Les interprètes ont elles-mêmes créé un esprit de meute, grâce à deux semaines d’entraînement et de matchs sous la supervision d’un coach de soccer. Ce qui s’est soldé par une grande synergie entre elles. « Le fond de la pièce — jouer en équipe, apprendre à vivre ensemble — rejoint [totalement] la forme, parce que ce sont de jeunes interprètes qui apprennent à jouer ensemble. » Même dans l’apprentissage de ce texte choral, la dynamique de groupe était importante, tant les dialogues sont imbriqués. « Elles devaient apprendre non seulement leurs répliques, mais celles des autres. Il faut vraiment qu’elles soient à l’écoute de tout ce qui se passe sur scène. »

La metteure en scène de ce spectacle très physique est partie des règles du soccer pour s’en libérer par la suite. « Je me suis beaucoup inspirée des routines d’étirement que l’entraîneur faisait avec les comédiennes. Mais certaines manipulations du ballon ne sont pas théâtrales. » Ce qu’on verra est donc un hybride entre le sport et le théâtre. Et le ballon s’étant révélé un grand facteur de distraction sur une scène, tous ses déplacements sont très précisément chorégraphiés.

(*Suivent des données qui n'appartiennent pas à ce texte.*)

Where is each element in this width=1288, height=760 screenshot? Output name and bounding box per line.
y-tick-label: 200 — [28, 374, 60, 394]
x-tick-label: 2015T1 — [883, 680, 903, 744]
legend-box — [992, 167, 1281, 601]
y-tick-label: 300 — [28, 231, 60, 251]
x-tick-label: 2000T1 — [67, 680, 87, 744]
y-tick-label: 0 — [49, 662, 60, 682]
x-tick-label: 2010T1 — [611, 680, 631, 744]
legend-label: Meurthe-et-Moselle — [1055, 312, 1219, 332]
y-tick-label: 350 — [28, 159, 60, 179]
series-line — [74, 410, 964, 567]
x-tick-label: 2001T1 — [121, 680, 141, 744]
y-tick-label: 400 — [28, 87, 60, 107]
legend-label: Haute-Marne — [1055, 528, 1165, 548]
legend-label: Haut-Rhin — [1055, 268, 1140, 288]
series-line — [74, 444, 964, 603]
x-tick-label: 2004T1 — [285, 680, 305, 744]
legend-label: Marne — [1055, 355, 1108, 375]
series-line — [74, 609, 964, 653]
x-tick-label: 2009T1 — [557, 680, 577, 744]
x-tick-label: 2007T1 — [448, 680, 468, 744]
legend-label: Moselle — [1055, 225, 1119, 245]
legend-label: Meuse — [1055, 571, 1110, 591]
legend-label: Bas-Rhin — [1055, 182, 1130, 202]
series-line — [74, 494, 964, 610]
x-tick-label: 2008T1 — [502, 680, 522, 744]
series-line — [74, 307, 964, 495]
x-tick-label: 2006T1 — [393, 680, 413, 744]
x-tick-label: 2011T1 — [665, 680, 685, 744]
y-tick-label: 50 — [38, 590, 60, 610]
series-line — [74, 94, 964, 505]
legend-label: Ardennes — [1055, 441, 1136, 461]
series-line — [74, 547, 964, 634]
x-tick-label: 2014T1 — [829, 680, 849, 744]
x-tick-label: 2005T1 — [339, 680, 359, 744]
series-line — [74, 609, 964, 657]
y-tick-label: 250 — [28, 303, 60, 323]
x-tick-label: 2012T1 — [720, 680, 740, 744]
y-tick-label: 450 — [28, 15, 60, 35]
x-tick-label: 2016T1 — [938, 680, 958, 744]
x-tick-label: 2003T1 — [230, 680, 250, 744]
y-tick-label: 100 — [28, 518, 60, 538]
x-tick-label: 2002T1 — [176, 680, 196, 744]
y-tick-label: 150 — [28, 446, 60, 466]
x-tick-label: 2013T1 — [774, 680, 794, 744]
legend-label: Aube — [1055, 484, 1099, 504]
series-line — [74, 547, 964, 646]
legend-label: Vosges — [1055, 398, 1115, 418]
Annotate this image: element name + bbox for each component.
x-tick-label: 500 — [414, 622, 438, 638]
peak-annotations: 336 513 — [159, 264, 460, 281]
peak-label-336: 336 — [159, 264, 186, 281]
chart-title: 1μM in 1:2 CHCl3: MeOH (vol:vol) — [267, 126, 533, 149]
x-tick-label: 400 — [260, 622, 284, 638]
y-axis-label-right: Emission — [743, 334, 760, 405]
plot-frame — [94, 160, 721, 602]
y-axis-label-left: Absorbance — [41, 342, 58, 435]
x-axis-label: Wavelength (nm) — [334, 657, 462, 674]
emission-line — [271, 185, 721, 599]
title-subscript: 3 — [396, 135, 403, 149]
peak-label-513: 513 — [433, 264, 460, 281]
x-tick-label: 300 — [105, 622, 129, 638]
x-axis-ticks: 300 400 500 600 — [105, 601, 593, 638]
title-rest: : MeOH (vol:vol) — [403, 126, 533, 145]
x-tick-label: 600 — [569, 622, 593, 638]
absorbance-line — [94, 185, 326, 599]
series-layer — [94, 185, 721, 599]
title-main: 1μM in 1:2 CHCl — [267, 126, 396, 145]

Avec dix comédiennes et plusieurs conceptrices, Les louves donne lieu à un univers largement féminin en répétitions. « C’est un espace de sororité, constate Solène Paré. J’ai rarement vu une aussi grande liberté de la parole et des corps. Les actrices se sentent à l’aise. » Ne serait-ce que de se vêtir comme elles le désirent. « Ça a l’air d’un détail, mais j’ai réalisé à quel point ce cercle fermé pouvait être libérateur pour elles. On sent qu’il y a une pression en moins. »

Les louves

Texte : Sarah DeLappe. Traduction : Fanny Britt. Mise en scène : Solène Paré. Avec Claudia Chan Tak, Claudia Chillis-Rivard, Leïla Donabelle Kaze, Célia Gouin-Arsenault, Dominique Leduc, Stephie Mazunya, Alice Moreault, Noémie O’Farrell, Elisabeth Smith et Zoé Tremblay-Bianco. Une coproduction Espace Go, Fantôme, compagnie de création et Théâtre français du CNA. À Espace Go, du 10 septembre au 6 octobre.